| Exam Board | OCR MEI |
|---|---|
| Module | C3 (Core Mathematics 3) |
| Year | 2016 |
| Session | June |
| Marks | 7 |
| Paper | Download PDF ↗ |
| Mark scheme | Download PDF ↗ |
| Topic | Connected Rates of Change |
| Type | Pile or heap: height rate from volume rate |
| Difficulty | Standard +0.3 This is a straightforward related rates problem requiring chain rule differentiation of a composite function and then applying dV/dt = (dV/dh)(dh/dt). Part (i) is routine differentiation practice, and part (ii) is a standard textbook application of related rates with clear setup and simple arithmetic.

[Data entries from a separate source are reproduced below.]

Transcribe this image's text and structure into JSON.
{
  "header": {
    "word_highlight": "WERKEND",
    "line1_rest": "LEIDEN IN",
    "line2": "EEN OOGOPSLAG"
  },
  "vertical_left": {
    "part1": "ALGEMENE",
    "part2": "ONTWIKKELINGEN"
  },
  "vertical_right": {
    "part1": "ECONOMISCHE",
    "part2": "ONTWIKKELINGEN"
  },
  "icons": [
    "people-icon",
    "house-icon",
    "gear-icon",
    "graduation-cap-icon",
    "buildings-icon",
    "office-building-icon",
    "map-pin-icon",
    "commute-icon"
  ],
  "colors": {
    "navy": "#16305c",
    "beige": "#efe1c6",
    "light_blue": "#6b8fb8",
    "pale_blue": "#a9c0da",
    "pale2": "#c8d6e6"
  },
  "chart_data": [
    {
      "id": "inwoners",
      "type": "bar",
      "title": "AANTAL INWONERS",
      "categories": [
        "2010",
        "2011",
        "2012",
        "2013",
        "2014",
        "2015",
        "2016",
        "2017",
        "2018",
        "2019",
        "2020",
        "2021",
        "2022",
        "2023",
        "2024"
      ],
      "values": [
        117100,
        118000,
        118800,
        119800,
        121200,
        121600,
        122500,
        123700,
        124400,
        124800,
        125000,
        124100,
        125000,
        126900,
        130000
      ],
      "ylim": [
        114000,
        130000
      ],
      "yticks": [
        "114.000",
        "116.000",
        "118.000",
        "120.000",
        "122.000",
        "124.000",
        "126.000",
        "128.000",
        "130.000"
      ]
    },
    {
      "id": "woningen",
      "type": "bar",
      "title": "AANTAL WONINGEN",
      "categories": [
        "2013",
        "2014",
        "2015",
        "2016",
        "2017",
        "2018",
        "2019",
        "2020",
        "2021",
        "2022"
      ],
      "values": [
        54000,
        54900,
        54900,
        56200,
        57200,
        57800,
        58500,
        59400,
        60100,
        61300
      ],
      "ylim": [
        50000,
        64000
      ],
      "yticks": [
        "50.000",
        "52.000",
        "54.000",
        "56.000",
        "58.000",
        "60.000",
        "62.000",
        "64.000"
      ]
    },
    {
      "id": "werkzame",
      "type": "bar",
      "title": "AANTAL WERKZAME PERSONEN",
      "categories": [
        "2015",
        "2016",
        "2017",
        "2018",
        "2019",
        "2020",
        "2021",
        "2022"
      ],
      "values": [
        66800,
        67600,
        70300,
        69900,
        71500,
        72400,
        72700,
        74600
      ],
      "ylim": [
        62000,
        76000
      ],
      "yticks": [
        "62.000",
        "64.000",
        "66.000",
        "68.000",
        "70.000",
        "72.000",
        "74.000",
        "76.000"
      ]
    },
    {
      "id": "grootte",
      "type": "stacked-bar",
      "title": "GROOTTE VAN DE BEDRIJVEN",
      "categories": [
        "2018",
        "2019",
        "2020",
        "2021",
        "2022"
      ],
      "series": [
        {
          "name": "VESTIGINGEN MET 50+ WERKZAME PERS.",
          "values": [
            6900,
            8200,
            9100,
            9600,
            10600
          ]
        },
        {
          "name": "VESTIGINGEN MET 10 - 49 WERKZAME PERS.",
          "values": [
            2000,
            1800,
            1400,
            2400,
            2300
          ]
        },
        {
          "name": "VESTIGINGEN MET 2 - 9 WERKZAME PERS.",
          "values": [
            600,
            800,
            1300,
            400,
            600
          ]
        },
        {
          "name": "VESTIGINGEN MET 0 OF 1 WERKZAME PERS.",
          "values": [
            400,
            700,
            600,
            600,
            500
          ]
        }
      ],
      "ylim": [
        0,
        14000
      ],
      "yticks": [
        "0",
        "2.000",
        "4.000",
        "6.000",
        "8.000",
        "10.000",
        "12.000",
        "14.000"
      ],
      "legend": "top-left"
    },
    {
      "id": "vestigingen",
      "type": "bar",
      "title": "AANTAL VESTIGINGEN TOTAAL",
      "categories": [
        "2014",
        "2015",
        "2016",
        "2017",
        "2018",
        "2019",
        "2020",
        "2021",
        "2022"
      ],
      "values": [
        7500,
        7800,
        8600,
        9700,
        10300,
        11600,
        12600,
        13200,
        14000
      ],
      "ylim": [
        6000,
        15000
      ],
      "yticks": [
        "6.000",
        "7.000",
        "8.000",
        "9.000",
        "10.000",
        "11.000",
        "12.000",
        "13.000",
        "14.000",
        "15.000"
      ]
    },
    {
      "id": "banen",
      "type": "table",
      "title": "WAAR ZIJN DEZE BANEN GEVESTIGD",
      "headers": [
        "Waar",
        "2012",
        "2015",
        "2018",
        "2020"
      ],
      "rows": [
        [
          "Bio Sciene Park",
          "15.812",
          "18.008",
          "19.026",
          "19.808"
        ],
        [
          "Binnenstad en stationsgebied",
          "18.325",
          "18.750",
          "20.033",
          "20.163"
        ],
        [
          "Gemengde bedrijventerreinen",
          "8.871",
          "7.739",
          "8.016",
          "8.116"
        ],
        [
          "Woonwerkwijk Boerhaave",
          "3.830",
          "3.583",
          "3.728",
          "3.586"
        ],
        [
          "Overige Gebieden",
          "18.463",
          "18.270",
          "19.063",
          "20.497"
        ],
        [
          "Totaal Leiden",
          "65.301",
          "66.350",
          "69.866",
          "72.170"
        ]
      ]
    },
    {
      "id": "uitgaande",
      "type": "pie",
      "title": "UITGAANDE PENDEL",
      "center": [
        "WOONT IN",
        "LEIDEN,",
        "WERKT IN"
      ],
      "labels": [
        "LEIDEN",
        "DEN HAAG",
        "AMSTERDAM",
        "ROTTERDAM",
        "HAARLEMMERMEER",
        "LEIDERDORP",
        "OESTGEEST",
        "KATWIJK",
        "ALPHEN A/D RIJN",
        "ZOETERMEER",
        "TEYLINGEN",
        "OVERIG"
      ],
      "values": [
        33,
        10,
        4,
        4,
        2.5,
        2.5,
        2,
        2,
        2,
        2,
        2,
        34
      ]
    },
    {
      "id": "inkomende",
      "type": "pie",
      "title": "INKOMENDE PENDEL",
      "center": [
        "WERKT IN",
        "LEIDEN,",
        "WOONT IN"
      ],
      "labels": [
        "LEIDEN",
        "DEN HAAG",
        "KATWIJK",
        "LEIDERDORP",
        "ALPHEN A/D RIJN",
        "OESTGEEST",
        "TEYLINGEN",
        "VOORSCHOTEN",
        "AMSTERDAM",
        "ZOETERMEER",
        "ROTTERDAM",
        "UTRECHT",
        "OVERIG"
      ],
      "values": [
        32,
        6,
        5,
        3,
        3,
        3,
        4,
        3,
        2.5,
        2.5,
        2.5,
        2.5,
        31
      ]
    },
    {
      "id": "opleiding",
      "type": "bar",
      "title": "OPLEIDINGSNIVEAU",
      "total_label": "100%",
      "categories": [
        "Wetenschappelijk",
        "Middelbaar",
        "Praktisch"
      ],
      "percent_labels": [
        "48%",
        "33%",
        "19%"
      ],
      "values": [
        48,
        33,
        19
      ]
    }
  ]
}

Slightly above average difficulty due to the composite function and two-part structure, but no novel insight required. |
| Spec | 1.07l Derivative of ln(x): and related functions1.07r Chain rule: dy/dx = dy/du * du/dx and connected rates |
The volume $V$ m³ of a pile of grain of height $h$ metres is modelled by the equation
$$V = 4\sqrt{h^3 + 1} - 4.$$
\begin{enumerate}[label=(\roman*)]
\item Find $\frac{dV}{dh}$ when $h = 2$. [4]
\end{enumerate}
At a certain time, the height of the pile is 2 metres, and grain is being added so that the volume is increasing at a rate of 0.4 m³ per minute.
\begin{enumerate}[label=(\roman*)]
\setcounter{enumi}{1}
\item Find the rate at which the height is increasing at this time. [3]
\end{enumerate}
\hfill \mbox{\textit{OCR MEI C3 2016 Q5 [7]}}